Do you struggle to respect other people's point of view, because your "I'm very reasonable, I've considered your wish not to receive gifts and I've thought of another way to make it hard for you to say no and I get my own way" sounds like you really struggle to listen to people when they say no.
Legoisthebest · 16/12/2021 15:16

I would rather have presents than a 'fancy meal'. I have zero interest in Christmas Dinner and would happily eat a sandwich on Christmas Day.
If from a financial point that you have to choose between presents or meal - I want presents please.
Unfortunately.....if you have a family that is insisting on no presents then I suppose you have to put up with it. I would buy yourself a present - something you wouldn't necessarily buy. A hardback book you want to read instead of waiting for the paperback, slightly fancier bubble bath instead of supermarket own brand etc. I like simple craft sets so often spend Christmas afternoon doing whatever new craft I have (this year I have bought myself a sew your own Gonk).
What do non present receivers do all day on Christmas Day if they haven't got something new to 'do' ?Xmas Grin

Livpool · 16/12/2021 16:49

It all sounds a bit miserable - I would give the presents if you want to

Goatinthegarden · 16/12/2021 18:31

What do non present receivers do all day on Christmas Day if they haven't got something new to ‘do’?

I enjoy lots of different crafts, but for me, part of the fun is planning what I’m going to make, thinking about colours, materials, etc. buying the bits I need and then actually making it.

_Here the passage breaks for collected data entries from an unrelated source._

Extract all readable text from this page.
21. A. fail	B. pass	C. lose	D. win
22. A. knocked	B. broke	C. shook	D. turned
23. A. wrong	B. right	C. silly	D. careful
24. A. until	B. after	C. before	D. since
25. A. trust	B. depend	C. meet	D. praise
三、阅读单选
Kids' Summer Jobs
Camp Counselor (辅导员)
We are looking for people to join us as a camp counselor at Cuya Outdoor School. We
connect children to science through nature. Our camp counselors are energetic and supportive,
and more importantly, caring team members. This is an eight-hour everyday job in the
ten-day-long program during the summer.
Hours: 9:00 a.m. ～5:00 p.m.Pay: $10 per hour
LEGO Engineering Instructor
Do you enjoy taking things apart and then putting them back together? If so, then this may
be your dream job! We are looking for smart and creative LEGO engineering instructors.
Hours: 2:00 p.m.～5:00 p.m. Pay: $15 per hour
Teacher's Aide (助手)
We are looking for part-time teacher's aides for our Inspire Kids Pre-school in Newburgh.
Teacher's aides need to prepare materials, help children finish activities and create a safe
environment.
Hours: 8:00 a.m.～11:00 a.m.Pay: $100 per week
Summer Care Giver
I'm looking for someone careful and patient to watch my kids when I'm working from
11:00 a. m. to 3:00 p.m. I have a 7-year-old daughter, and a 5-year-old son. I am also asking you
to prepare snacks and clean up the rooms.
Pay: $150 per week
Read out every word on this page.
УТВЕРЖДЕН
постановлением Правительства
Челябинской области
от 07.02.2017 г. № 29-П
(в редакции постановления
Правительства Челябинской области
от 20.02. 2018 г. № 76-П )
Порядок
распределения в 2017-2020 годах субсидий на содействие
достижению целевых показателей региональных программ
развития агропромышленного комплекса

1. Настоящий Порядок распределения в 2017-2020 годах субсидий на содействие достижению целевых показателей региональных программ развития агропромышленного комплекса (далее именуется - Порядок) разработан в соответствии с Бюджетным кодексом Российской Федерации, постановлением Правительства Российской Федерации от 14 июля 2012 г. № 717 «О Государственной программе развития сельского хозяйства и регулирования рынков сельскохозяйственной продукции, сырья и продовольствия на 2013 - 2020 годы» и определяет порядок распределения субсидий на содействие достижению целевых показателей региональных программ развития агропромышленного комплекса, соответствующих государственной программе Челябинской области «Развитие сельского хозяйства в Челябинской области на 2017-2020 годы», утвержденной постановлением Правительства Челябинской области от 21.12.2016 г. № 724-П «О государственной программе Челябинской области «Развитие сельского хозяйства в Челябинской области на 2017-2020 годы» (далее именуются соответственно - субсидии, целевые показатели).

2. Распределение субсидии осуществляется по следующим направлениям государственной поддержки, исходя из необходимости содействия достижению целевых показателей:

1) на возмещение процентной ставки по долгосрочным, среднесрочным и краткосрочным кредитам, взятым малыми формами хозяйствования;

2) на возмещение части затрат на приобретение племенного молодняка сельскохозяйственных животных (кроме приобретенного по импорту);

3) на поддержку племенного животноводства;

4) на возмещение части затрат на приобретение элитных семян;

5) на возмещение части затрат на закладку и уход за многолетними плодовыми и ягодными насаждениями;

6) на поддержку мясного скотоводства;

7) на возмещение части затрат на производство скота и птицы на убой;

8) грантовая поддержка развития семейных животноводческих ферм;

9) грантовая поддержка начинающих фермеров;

But on Christmas Day itself, I’m usually too busy for a quiet activity as I go visiting relatives, playing games with my nieces and nephews, drinking and eating (except for last year’s covid Christmas, I did indeed stay in with DH and knitted a sock).

Realistically, we’re all different. I actually feel uncomfortable being given presents. I worry about people spending money on something I don’t really need or want when they could have spent the money on someone or something else. I feel guilty if I don’t love the gift. Then I feel bad for not feeling appropriately grateful.

However, if other family members really liked gifts, I would dutifully exchange them. Luckily, my family are all quite happy not to buy for one another (apart from the children).